The Mountaintop’s depiction of Dr. King is a blend of fact and authorial invention. As Hall explained in a 2013 interview with NPR, “This play is highly fictionalized, almost anti-historical, even though it starts on April 3, 1968.” King was indeed lodging in Room 306 at the Lorraine Motel that evening, having flown to Tennessee to support black sanitation workers on strike. What transpires in Room 306 in Hall’s script, however, is her fantasy about what his state of mind might have been. The story begins when King returns to the room, having just delivered his prophetic “I’ve Been to the Mountaintop” address at Mason Temple. He’s tired, stressed, and craving a cigarette. Welcome distraction arrives in the form of Camae, a young maid who brings him coffee and a newspaper. With no small amount of flirting, he convinces her to keep him company for a while. Initially she’s intimidated by his celebrity, but as the night wears on, she proves more than a match for the venerable “Preacher Kang.” She questions the efficacy of his emphasis on non-violent methods of protest. She calls him out for having smelly feet. And when he jumps at the sounds of the storm raging outside, or clutches at his overburdened heart in a moment of panic, she’s a source of solace.
A Dr. King who smokes and drinks whiskey? A Dr. King who’s faced bomb threats and bullets and police brutality, but is afraid of thunder? It might seem hard to believe—shocking, even. But in pulling him off his pedestal, Katori Hall is after something much deeper. She describes her portrayal as “a very human approach to Dr. King.” According to Hall, it’s easy to look at a figure like Martin Luther King, Jr. and forget that, like us, he was once flesh and blood. Our history books have elevated him to near-sainthood, making his myriad accomplishments seem superhuman. Seeing King light up a cigarette or notice an attractive woman or reach out for reassurance brings him back down to earth. He becomes someone with whom we can empathize, because he’s fallible and vulnerable. And all that he’s achieved becomes even more impressive, because we realize it was the work of a man, not a myth.
Exploring King’s humanity is also a project of personal significance for Hall. An African-American woman from Memphis, she grew up literally surrounded by the legacy of the Civil Rights Movement—and aware that, for all the Movement’s successes, as a society we still have farther to go in the march toward true equality. For example, despite the substantial progress King made with desegregation in the legal system, Hall’s was the only black family in their neighborhood. “I had to contend with people hating me for no reason at all… just due to our unfortunate history as Americans,” she has said. “I just had to figure out, where does this come from? What are we fighting for?” In The Mountaintop, we watch King ask himself the same questions and admit to Camae that he feels like a failure. Hall’s digging into King’s doubts illustrates a difficult answer: meaningful change usually can’t be achieved quickly or without struggle, and there’s always more to be done. In his “I’ve Been to the Mountaintop” speech, King envisioned a better future almost within reach—but in Hall’s play, no matter how hard he fights the fact of his imminent death, he won’t live to see his dream become reality. Now, Hall implies, it’s our turn to fight for the better future that King foresaw.
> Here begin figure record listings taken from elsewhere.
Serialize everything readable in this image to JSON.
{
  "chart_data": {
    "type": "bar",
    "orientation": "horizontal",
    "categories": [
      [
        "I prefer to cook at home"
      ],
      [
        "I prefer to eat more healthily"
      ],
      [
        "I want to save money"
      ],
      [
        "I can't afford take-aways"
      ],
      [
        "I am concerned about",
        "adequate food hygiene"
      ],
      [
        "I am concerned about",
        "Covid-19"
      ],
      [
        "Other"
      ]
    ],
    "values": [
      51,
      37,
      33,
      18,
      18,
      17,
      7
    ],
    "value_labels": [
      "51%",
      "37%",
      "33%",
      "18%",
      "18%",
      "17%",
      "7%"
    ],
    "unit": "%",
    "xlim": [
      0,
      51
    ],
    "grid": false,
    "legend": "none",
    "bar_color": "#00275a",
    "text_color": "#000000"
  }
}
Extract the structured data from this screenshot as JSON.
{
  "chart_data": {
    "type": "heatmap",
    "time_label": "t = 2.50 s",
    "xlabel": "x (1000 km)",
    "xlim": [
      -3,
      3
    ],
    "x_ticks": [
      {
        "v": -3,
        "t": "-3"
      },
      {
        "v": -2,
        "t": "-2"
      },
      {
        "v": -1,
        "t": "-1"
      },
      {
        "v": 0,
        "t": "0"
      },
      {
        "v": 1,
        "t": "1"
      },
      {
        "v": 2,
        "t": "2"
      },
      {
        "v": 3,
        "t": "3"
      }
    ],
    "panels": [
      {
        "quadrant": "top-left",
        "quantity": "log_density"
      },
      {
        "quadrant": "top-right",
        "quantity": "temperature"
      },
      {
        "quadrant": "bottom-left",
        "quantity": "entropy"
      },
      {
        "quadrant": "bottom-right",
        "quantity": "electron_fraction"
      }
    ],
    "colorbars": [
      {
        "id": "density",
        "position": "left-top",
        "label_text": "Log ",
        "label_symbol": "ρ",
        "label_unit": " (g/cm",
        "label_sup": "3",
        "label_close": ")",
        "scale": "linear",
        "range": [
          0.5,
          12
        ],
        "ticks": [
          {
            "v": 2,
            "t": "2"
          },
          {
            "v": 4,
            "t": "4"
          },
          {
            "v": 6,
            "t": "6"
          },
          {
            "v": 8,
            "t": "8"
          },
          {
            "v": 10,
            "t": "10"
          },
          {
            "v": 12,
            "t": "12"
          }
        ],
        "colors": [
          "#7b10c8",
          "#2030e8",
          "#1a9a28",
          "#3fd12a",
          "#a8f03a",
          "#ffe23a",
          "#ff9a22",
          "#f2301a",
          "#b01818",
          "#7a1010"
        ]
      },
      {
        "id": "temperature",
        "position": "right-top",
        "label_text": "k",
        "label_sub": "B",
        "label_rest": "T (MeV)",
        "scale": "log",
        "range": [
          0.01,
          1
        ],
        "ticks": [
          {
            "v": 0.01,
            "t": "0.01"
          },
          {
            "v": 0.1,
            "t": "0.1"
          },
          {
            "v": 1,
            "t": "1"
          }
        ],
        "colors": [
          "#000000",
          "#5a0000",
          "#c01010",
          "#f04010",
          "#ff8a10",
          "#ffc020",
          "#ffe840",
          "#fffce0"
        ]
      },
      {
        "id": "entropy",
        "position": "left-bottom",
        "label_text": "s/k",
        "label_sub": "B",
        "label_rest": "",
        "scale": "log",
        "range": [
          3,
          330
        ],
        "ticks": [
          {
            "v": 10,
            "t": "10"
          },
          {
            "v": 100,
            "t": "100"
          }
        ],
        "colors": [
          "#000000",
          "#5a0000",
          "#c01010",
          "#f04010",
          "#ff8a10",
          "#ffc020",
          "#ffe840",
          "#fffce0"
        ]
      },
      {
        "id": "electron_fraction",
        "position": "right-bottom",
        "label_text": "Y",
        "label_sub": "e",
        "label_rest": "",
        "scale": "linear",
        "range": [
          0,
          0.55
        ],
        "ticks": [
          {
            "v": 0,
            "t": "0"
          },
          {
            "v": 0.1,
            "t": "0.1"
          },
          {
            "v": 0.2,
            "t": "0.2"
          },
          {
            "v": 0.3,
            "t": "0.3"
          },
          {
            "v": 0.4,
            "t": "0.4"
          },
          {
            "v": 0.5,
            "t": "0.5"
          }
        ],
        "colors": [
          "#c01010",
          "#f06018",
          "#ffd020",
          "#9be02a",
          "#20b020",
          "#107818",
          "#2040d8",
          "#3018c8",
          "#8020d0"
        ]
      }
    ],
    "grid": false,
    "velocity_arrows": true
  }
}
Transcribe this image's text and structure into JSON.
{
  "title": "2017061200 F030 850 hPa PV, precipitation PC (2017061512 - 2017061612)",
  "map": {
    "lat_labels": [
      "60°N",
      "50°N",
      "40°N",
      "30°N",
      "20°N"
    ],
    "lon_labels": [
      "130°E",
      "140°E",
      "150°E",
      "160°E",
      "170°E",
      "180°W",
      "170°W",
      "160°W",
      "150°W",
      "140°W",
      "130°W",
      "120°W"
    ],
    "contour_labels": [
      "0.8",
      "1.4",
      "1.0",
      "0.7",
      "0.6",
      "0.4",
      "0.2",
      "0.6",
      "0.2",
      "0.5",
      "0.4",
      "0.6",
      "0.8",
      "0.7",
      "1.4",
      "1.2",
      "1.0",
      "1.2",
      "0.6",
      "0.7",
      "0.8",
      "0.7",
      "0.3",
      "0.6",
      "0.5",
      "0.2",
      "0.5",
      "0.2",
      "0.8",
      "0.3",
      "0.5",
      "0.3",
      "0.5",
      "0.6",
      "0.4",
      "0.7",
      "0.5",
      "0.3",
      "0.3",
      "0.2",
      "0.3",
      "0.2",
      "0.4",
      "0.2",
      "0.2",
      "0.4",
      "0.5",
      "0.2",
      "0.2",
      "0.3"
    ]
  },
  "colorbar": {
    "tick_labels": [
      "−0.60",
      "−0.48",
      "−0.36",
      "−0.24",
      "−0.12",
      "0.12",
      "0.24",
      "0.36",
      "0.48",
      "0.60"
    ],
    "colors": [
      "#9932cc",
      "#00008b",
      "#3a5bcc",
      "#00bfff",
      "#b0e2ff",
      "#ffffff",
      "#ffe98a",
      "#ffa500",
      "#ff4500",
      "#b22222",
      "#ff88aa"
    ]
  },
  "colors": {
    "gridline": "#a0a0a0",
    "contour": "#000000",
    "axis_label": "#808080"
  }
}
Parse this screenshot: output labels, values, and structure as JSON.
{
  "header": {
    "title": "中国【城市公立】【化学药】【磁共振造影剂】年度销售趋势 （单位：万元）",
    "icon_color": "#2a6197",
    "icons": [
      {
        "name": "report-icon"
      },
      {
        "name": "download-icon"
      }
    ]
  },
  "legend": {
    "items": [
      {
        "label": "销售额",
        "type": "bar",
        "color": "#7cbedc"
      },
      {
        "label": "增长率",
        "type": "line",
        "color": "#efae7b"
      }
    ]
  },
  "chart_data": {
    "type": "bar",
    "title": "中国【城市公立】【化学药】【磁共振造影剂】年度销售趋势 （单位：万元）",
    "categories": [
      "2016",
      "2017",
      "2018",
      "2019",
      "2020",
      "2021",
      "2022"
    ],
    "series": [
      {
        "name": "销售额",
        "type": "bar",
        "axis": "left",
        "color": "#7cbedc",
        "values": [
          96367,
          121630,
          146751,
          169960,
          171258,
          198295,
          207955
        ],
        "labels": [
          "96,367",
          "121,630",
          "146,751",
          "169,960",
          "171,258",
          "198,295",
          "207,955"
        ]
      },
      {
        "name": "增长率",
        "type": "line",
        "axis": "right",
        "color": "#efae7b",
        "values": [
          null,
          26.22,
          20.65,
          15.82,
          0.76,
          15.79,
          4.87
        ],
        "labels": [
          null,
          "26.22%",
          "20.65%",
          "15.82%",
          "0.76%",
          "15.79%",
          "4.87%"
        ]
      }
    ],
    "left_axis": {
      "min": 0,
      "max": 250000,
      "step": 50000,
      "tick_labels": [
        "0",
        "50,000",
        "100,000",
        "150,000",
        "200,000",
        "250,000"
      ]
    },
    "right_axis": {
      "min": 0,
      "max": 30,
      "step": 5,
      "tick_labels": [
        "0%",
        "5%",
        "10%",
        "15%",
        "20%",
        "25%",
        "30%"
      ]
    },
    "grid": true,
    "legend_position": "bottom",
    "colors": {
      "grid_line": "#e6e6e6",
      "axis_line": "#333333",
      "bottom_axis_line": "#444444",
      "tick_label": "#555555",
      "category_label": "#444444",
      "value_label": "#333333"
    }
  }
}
It’s no wonder that The Mountaintop has resonated with audiences both in America and abroad. Upon its 2009 London premiere, it won the prestigious Olivier Award for Best New Play. In 2011 it was produced on Broadway, starring Samuel L. Jackson and Angela Bassett, and has spread to countless other stages across the country. With heart, humor, and theatrical spectacle, Katori Hall’s luminous play reminds us that if King could accomplish so much despite his many foibles, than maybe in our own small ways, we can too. As Hall puts it, “Showing the humanity in our heroes allows us to see the hero in ourselves.”